Mock data of people
Loading fake information about people into cassandra table
This Script loads generated mock data of fake people into Cassandra “mock-data” mock_data_imp.py table, whithin “examples” keyspace.
Dependencies
Some python packages are needed:
from cassandra.cluster import Cluster
from cassandra.policies import TokenAwarePolicy, RoundRobinPolicy
from cassandra.cqlengine.models import Model
from cassandra.cqlengine.management import sync_table
from cassandra.cqlengine import connection
from cassandra.cqlengine.columns import *
Dataset structure
COLUMNS = ['id','first_name','last_name','email','gender','birth_date','ip_address','probability','smoker_bool','drinker','language','image']
Defined constant COLUMNS synthetize the structure of the CSV file mock_data.csv
This file was generated with online freemium tool Mockaroo which is able to generate ramdom values into CSV format with several avalaible types.
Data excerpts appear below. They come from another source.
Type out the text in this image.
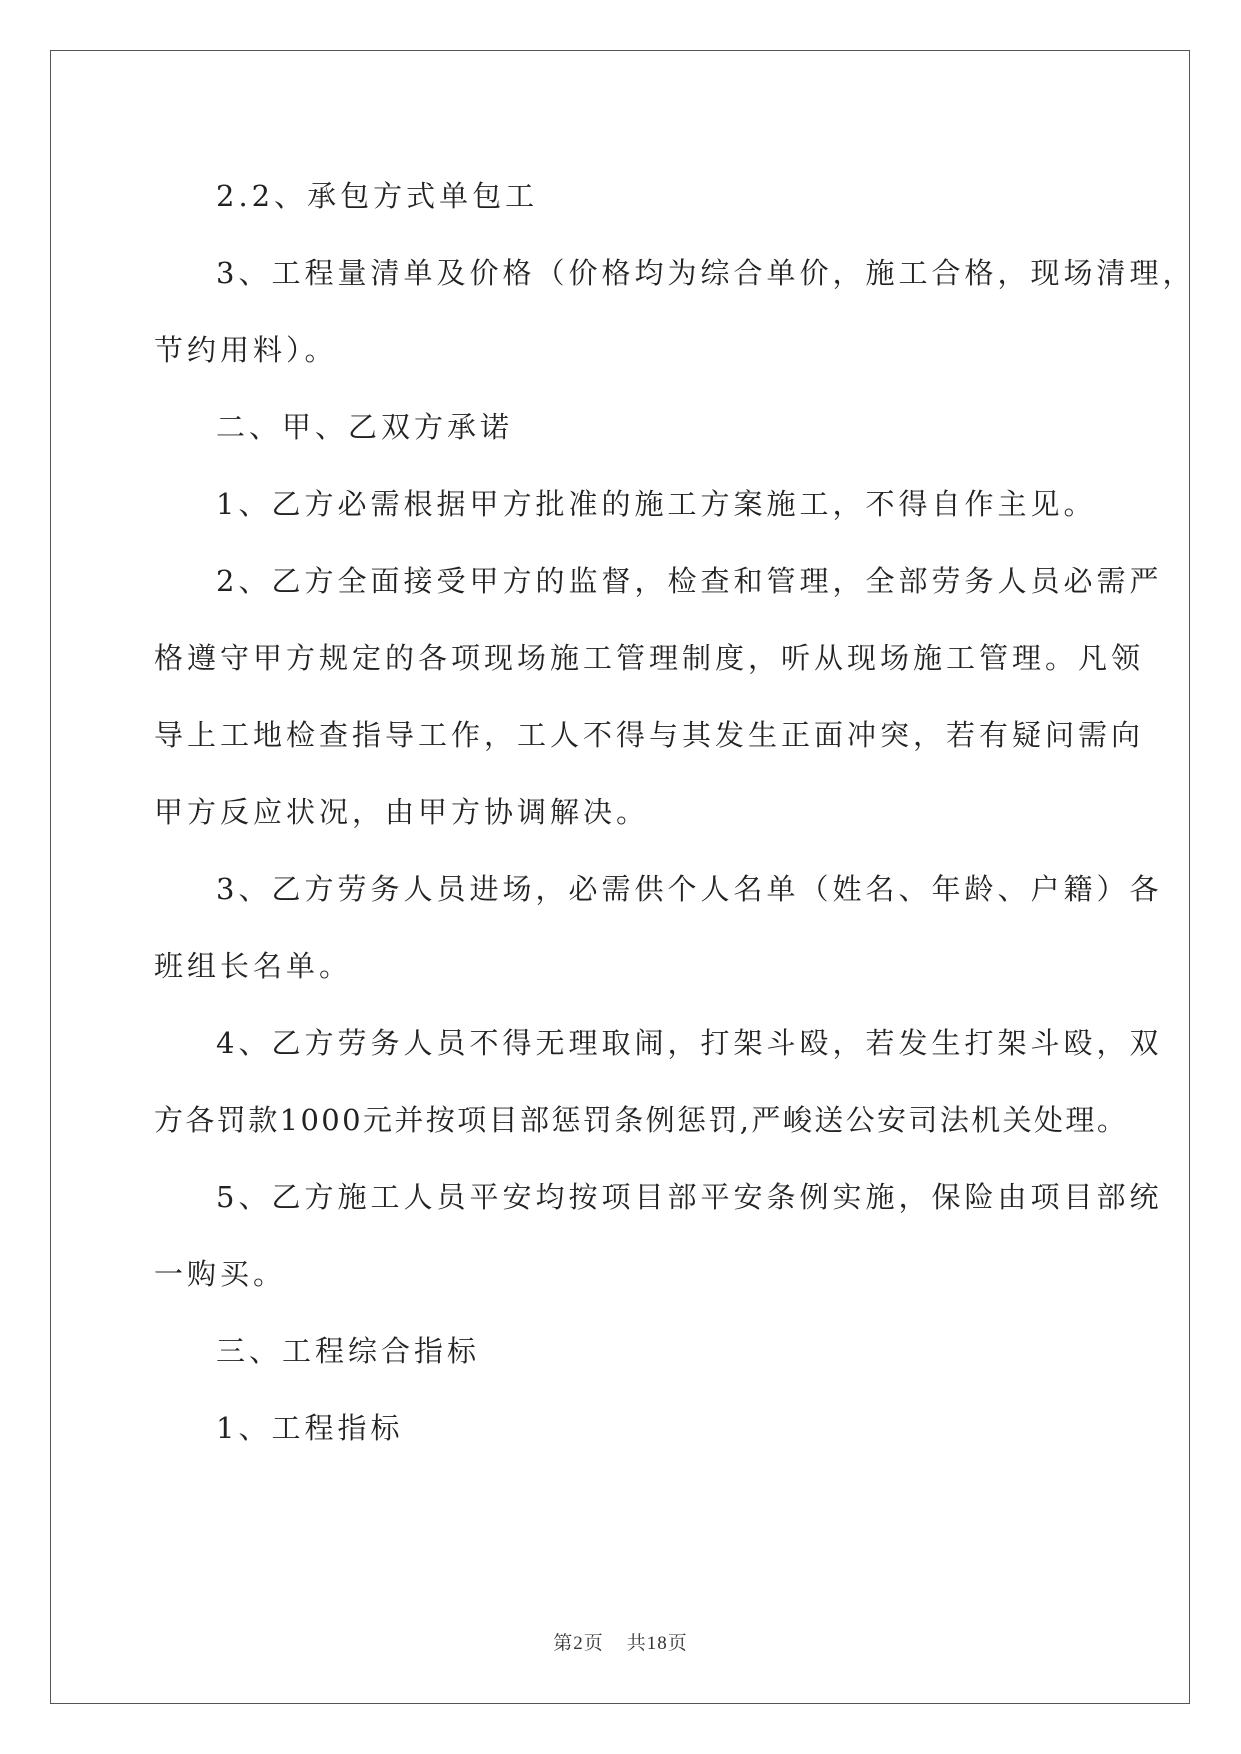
2.2、承包方式单包工

3、工程量清单及价格（价格均为综合单价，施工合格，现场清理，

节约用料）。

二、甲、乙双方承诺

1、乙方必需根据甲方批准的施工方案施工，不得自作主见。

2、乙方全面接受甲方的监督，检查和管理，全部劳务人员必需严

格遵守甲方规定的各项现场施工管理制度，听从现场施工管理。凡领

导上工地检查指导工作，工人不得与其发生正面冲突，若有疑问需向

甲方反应状况，由甲方协调解决。

3、乙方劳务人员进场，必需供个人名单（姓名、年龄、户籍）各

班组长名单。

4、乙方劳务人员不得无理取闹，打架斗殴，若发生打架斗殴，双

方各罚款1000元并按项目部惩罚条例惩罚,严峻送公安司法机关处理。

5、乙方施工人员平安均按项目部平安条例实施，保险由项目部统

一购买。

三、工程综合指标

1、工程指标

第2页    共18页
I’ve choosed a set of frequently used types:
- id an autoincremental id
- first_name first name of person
- last_name last name of person
- email a fake but well formed email
- gender “Male” or “Female” gender
- birth_date Birth date yyyy-mm-dd
- ip_address an x.x.x.x IPv4 formatted field
- probability classify based on Binomial distribution
- smoker_bool smoker, true or false
- drinker alcoholic habits frequence: Never, Once, Seldom, Often, Daily, Weekly, Monthly, Yearly
- language mother tongue: German, English, Spanish
- image a fake image URL with different sizes
Loading data from file system to memory
I use python pandas library to load CSV file into memory and to be able to work with.
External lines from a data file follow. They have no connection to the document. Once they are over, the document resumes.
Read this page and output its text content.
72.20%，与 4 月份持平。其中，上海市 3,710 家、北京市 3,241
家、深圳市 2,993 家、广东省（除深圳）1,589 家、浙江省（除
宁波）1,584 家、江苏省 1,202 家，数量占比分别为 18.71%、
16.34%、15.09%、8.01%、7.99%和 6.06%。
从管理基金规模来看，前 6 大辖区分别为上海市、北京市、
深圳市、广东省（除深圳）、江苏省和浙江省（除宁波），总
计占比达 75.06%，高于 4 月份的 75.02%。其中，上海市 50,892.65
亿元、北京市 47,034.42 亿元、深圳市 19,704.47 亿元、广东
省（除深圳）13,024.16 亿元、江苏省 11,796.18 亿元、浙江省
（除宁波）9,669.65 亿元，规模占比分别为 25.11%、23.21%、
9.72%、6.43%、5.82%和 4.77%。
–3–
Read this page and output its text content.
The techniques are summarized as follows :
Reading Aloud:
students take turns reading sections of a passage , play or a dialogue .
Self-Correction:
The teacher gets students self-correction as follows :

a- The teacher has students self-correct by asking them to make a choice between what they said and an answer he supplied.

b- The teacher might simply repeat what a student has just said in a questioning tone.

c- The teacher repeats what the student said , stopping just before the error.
df = read_csv(os.path.abspath(FICHERO_DATOS),header=0,names=COLUMNS,quotechar='"',decimal=',',encoding=ENCODING)
read_csv
is very flexible method within the powerful pandas library which empower you to make multiple things. Load data into Dataframe structure, that is similar with Spark Dataframe; an important difference is that the last one is a distributed dataset and in pandas is locally stored in memory, but is relatively easy to convert between each other, so you could work with both at your convenience.
Storing into Cassandra
Using this class you can do object mapping with records into Cassandra table
## Object Mapper
class MockData(Model):
__keyspace__ = KEYSPACE
id = Integer(primary_key=True)
first_name = Text()
last_name = Text()
email = Text()
gender = Text()
birth_date = Date()
ip_address = Text()
probability = Float()
smoker_bool = Boolean()
drinker = Text()
language = Text()
image = Text()
Simply with sync_table(MockCars)
you can manage record persistence. Model descendant classes inherit a method to create records which will be posted into Cassandra table.
for ind, row in tqdm(df.iterrows(), total=df.shape[0]):
MockCars.create(
car_id = row['car_id'],
registration = row['registration'],
car_make = row['car_make'],
car_model = row['car_model'],
car_model_year = row['car_model_year'],
color = row['color'],
id_owner = row['id_owner']
)